Good support is not just a resource to fallback to.

Take AWS as an example, which has for years invested heavily in customer success. AWS offers a wide array of resources, including dedicated support teams, structured programs, and ongoing training. Without such things in place, AWS wouldn't just be more difficult to use, but would also likely have a far less commanding hold of the cloud market. While Vercel may not be at AWS scale, even in the beginning Amazon has had a reputation for being "customer obsessed".

Given where Vercel is today, I'll be moving on. Most of remotejobs.org is already hosted on a VPS and so in my case I'll move the web pieces there with a CDN like Cloudflare in front of it.


I reached out for comment before publishing this piece, but Vercel did not provide one. However, there's since been active discussion on Hacker News with Vercel's CEO, Guillermo Raunch, explaining that this behavior is in place to protect users:

"Vercel strips them because (1) at the time this RFC didn't exist and (2) most of the time you we found customers don't want to cache on the browser side or proxying CDNs, which makes purging and reasoning about cache staleness very difficult."

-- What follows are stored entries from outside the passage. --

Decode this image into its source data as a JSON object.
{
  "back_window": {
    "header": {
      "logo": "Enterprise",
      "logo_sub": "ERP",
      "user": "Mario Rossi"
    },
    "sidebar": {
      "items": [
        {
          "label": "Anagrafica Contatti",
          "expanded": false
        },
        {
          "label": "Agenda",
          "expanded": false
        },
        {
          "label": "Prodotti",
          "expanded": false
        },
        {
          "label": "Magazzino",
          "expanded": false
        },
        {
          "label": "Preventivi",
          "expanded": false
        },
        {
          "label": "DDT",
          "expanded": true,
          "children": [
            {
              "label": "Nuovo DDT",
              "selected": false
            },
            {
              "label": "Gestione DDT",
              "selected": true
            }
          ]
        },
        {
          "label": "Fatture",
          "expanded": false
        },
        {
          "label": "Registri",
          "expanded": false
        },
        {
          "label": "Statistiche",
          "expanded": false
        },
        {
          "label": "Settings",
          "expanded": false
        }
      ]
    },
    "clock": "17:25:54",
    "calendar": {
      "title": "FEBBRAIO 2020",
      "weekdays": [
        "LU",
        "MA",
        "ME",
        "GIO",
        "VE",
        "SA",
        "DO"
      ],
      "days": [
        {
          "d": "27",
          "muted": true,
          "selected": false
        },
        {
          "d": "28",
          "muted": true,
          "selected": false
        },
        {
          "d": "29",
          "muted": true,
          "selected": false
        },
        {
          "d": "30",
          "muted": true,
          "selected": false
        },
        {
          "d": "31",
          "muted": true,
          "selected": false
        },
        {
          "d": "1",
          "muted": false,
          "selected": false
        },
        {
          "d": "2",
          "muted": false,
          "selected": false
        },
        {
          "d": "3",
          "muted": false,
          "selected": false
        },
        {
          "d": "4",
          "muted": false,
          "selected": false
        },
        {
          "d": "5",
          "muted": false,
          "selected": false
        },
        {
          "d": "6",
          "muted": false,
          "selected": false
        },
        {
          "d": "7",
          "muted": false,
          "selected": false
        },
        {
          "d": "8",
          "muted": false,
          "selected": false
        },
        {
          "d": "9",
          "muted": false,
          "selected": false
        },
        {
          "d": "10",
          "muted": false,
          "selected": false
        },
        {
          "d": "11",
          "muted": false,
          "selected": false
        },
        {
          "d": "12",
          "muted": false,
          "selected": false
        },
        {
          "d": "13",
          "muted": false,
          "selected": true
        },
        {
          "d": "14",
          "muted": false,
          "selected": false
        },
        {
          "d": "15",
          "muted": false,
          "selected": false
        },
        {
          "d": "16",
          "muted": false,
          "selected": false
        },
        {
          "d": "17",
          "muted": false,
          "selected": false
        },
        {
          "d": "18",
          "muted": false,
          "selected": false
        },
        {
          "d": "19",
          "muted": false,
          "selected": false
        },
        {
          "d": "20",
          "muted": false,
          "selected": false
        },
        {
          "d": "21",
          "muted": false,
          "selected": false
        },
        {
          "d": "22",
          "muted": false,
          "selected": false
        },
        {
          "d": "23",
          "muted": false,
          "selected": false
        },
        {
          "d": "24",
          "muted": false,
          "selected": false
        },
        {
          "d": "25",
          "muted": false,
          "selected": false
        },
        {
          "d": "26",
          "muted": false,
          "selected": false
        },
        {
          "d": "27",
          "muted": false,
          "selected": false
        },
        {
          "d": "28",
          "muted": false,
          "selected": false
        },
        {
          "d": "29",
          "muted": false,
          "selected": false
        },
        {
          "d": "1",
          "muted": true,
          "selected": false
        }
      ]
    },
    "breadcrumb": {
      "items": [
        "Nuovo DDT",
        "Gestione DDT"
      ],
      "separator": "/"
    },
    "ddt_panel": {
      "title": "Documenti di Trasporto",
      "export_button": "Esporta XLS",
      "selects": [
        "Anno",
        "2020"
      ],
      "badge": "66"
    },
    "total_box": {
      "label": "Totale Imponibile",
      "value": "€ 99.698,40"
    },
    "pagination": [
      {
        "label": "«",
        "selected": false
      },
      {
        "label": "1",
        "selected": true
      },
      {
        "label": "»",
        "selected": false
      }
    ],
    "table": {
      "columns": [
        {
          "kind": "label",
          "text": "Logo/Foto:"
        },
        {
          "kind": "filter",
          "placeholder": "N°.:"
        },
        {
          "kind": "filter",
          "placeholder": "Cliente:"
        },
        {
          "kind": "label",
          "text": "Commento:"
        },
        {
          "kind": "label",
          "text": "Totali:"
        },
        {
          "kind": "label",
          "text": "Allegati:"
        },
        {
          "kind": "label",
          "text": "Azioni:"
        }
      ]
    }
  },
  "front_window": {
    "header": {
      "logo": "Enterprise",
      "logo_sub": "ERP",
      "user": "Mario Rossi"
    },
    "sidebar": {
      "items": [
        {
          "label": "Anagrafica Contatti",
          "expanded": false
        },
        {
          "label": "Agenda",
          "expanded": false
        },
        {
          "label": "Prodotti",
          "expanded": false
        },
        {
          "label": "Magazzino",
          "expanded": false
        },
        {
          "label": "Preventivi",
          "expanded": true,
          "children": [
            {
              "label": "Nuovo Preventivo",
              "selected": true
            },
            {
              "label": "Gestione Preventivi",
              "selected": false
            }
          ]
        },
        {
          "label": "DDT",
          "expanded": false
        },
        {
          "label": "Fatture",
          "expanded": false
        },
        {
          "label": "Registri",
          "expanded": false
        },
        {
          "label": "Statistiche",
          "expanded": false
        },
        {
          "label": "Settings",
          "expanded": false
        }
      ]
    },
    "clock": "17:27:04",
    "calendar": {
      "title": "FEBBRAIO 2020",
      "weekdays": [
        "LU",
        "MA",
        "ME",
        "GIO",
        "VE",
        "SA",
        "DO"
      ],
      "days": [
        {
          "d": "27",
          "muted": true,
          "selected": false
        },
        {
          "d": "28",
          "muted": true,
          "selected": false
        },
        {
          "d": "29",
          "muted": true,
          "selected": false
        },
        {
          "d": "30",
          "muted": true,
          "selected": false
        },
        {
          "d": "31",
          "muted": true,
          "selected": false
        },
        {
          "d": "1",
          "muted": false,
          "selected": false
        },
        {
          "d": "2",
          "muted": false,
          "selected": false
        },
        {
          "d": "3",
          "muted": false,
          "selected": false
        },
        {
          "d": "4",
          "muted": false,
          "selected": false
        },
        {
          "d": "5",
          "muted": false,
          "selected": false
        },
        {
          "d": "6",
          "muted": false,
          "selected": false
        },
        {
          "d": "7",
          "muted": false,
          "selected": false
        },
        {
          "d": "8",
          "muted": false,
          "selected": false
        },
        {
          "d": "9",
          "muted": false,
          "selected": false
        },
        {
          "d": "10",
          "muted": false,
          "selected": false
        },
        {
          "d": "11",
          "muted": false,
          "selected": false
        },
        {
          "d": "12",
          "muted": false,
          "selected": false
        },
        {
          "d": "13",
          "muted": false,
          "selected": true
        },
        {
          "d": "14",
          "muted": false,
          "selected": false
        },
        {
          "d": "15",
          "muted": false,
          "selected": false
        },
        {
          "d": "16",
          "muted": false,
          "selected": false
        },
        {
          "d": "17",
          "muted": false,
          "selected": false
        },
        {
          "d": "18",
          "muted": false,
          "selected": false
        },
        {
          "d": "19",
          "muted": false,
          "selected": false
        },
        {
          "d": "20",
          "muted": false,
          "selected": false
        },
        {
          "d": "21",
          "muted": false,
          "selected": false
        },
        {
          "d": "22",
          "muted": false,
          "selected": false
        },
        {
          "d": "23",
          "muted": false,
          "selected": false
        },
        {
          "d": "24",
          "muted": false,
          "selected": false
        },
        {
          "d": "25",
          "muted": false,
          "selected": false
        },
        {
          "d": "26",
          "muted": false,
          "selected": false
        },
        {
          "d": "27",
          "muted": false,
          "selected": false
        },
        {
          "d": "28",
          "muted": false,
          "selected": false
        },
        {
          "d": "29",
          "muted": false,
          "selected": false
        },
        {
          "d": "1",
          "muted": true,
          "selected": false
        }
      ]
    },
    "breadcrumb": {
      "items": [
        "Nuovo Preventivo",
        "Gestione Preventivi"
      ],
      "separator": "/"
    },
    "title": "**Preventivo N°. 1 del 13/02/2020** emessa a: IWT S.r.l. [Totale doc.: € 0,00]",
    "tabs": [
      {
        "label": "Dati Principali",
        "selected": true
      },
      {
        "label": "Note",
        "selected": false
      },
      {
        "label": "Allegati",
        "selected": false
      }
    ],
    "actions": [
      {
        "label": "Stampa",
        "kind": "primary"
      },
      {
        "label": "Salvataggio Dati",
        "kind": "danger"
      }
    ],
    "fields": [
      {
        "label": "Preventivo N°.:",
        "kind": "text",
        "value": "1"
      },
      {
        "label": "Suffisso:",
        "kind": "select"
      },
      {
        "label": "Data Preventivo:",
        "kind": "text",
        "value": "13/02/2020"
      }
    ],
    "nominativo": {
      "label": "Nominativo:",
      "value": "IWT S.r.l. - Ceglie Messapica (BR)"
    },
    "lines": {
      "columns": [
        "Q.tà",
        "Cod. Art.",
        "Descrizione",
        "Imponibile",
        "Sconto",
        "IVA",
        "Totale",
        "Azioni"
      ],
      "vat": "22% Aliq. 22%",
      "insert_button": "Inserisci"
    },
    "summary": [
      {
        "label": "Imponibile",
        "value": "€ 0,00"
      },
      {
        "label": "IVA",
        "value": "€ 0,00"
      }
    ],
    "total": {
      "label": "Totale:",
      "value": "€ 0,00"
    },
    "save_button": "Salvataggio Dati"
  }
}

'Customers want to deploy and see their changes instantly. They want to their customers "go to our blog to see the news" and not have to second guess or fear the latest content will be there.'


  1. Note that the latter was due how the deployment process was structured, however billing limits or quotas would have prevented such a thing from happening in the first place; such misconfigurations can and do happen and shouldn't bankrupt a small business.

  2. I spent some time trying various things, ordering the directives differently, duplicating them, etc. Some combinations produce different results, but none I could find consistently set the correct header value.

  3. To clarify, this was directed at a specific support team member, who I won't name; presumably other support team members have different backgrounds and may be better equipped to field these issues. However, that's in fact the issue: if you sell a CDN product, it's important your staff is trained in supporting it.

  4. It could make some sense to update the docs in the meantime at least.